The point is that I've get a bunch of legacy functions that accept const char * that I don't want to / can't change.
ie I'm hoping that this is a safe thing to do:
legacyFunction(getString().c_str());

instead of having to do this everywhere:
string sTemp = getString();
legacyFunction(sTemp.c_str());

[Martyn.Rae]

Hi gmcdonald73, I will attempt to answer your question for you.

using namespace std; 
 
string getString(); 
void displayString(const char * p); 
 
string getString() 
{ 
        string sVal = "TEST";                               <<<<<< Put the sVal variable on the stack ...
                                                            <<<<<< and assign a value "TEST"
        return sVal;                                        <<<<<< Set EAX register to contain ...
                                                            <<<<<< ... address of sVal (on the stack)
}                                                           <<<<<< Return to caller removing sVal ...
                                                            <<<<<< from the stack
                                                            <<<<<< Effectively sVal is no longer valid
                                                            <<<<<< as the stack pointer is above its
                                                            <<<<<< address
 
void displayString(const char * p) 
{ 
        printf("*** %s ***\n", p); 
} 
 
int _tmain() 
{ 
        // This seems to work - is this guaranteed?         <<<<<< absolutely NOT guarateed
        displayString(getString().c_str());  
 
        // This doesn't work - the string that is returned by getString() goes out of scope immediatiely after this line 
        const char * p2 = getString().c_str(); 
        displayString(p2);  
}

Without knowing assembler, this is difficult to explain in a way that really makes sense. If you have any questions please ask.

BTW I have commented the code but you will have to use the horizontal scroll to see them.

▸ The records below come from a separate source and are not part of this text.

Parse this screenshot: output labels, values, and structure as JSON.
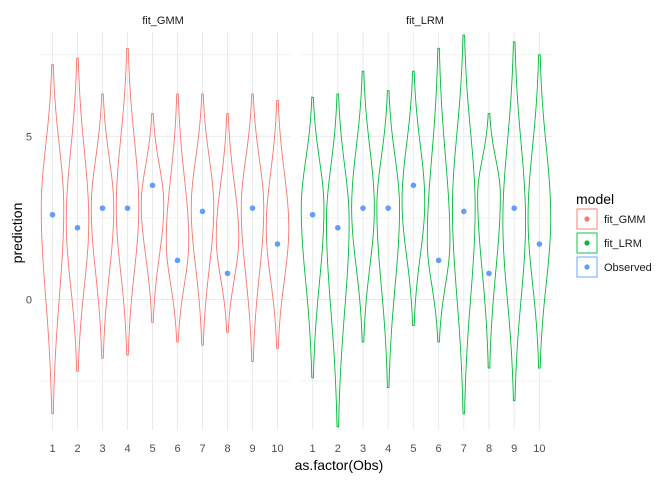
{
  "chart_data": {
    "type": "violin",
    "facets": [
      "fit_GMM",
      "fit_LRM"
    ],
    "xlabel": "as.factor(Obs)",
    "ylabel": "prediction",
    "categories": [
      "1",
      "2",
      "3",
      "4",
      "5",
      "6",
      "7",
      "8",
      "9",
      "10"
    ],
    "yticks": [
      "0",
      "5"
    ],
    "ytick_values": [
      0,
      5
    ],
    "ylim": [
      -4.0,
      8.2
    ],
    "grid": true,
    "legend": {
      "title": "model",
      "placement": "right",
      "entries": [
        "fit_GMM",
        "fit_LRM",
        "Observed"
      ]
    },
    "colors": {
      "fit_GMM": "#F8766D",
      "fit_LRM": "#00BA38",
      "Observed": "#619CFF"
    },
    "observed": [
      2.6,
      2.2,
      2.8,
      2.8,
      3.5,
      1.2,
      2.7,
      0.8,
      2.8,
      1.7
    ],
    "series": [
      {
        "name": "fit_GMM",
        "violins": [
          {
            "min": -3.5,
            "max": 7.2,
            "mode": 2.8
          },
          {
            "min": -2.2,
            "max": 7.4,
            "mode": 2.4
          },
          {
            "min": -1.8,
            "max": 6.3,
            "mode": 2.8
          },
          {
            "min": -1.7,
            "max": 7.7,
            "mode": 2.8
          },
          {
            "min": -0.7,
            "max": 5.7,
            "mode": 2.9
          },
          {
            "min": -1.3,
            "max": 6.3,
            "mode": 1.8
          },
          {
            "min": -1.4,
            "max": 6.3,
            "mode": 2.8
          },
          {
            "min": -1.0,
            "max": 5.7,
            "mode": 1.9
          },
          {
            "min": -1.9,
            "max": 6.3,
            "mode": 2.8
          },
          {
            "min": -1.5,
            "max": 6.1,
            "mode": 2.2
          }
        ]
      },
      {
        "name": "fit_LRM",
        "violins": [
          {
            "min": -2.4,
            "max": 6.2,
            "mode": 2.8
          },
          {
            "min": -3.9,
            "max": 6.3,
            "mode": 2.4
          },
          {
            "min": -1.3,
            "max": 7.0,
            "mode": 2.8
          },
          {
            "min": -2.7,
            "max": 6.4,
            "mode": 2.8
          },
          {
            "min": -0.8,
            "max": 7.0,
            "mode": 3.0
          },
          {
            "min": -1.3,
            "max": 7.7,
            "mode": 1.8
          },
          {
            "min": -3.5,
            "max": 8.1,
            "mode": 2.8
          },
          {
            "min": -2.1,
            "max": 5.7,
            "mode": 3.2
          },
          {
            "min": -3.1,
            "max": 7.9,
            "mode": 2.4
          },
          {
            "min": -2.1,
            "max": 7.5,
            "mode": 2.5
          }
        ]
      }
    ]
  }
}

This post has been edited by Martyn.Rae: 04 March 2010 - 09:48 PM

[NickDMax]

Really your question is, what is the life span of the return value of the std::string::c_Str() function -- good question. As far as I know it is good until the string changes.

To quote cplusplus.com:

Quote

this array should not be modified in the program and are only granted to remain unchanged until the next call to a non-constant member function of the string object.

[Martyn.Rae]

@NickDMax, not true if the variable is created locally on the stack and the return value being a reference to it. You end up with a reference to an object that exists on the stack only until it is overwritten by any code that uses the stack space below the current stack pointer.

[NickDMax]

I don't really see how that is "not true" or how scope really has anything to do with what I said... if the string is not in scope anymore and is destroyed then it has been modified.

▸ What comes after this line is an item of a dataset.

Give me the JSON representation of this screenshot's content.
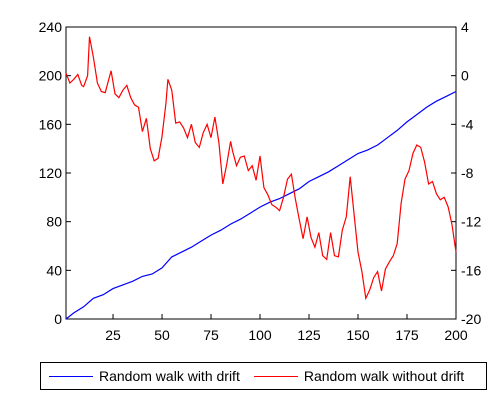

Though I think you bring up a good point that one has to keep in mind that the return value of string::c_str() is tied to the life of the object -- in fact it is tied to the object, if that object leaves scope, or it is modified then the array pointed to by a previous call to c_str() will be invalid.

[Martyn.Rae]

Apologies NickDMax, I agree with you that when the object looses scope, it's integrity is destroyed, and yes that is modified I suppose. Many people though are blissfully unaware that this happens though. Just because they have not modified or destroyed it intentionally does not mean that it cannot be destroyed unintentionally.

This post has been edited by Martyn.Rae: 04 March 2010 - 11:30 PM

[NickDMax]

Yes, for example people will do something like this:

const char* getStr() {
string a = "whatever";
return a.c_str();
}

The code looks innocent enough but since the string is no long in scope once the function ends the return value is no good. I have written code like this myself and been oh so terribly confused when it was not working. Actually with me it would be more something like this:

const char *ptr;
for(whatever) {
string s = "whatever";
ptr = s.c_str();
}
cout << ptr; //Crash....

This is the kind of thing that will get one in trouble if you don't understand scope! (which apparently I don't from time to time).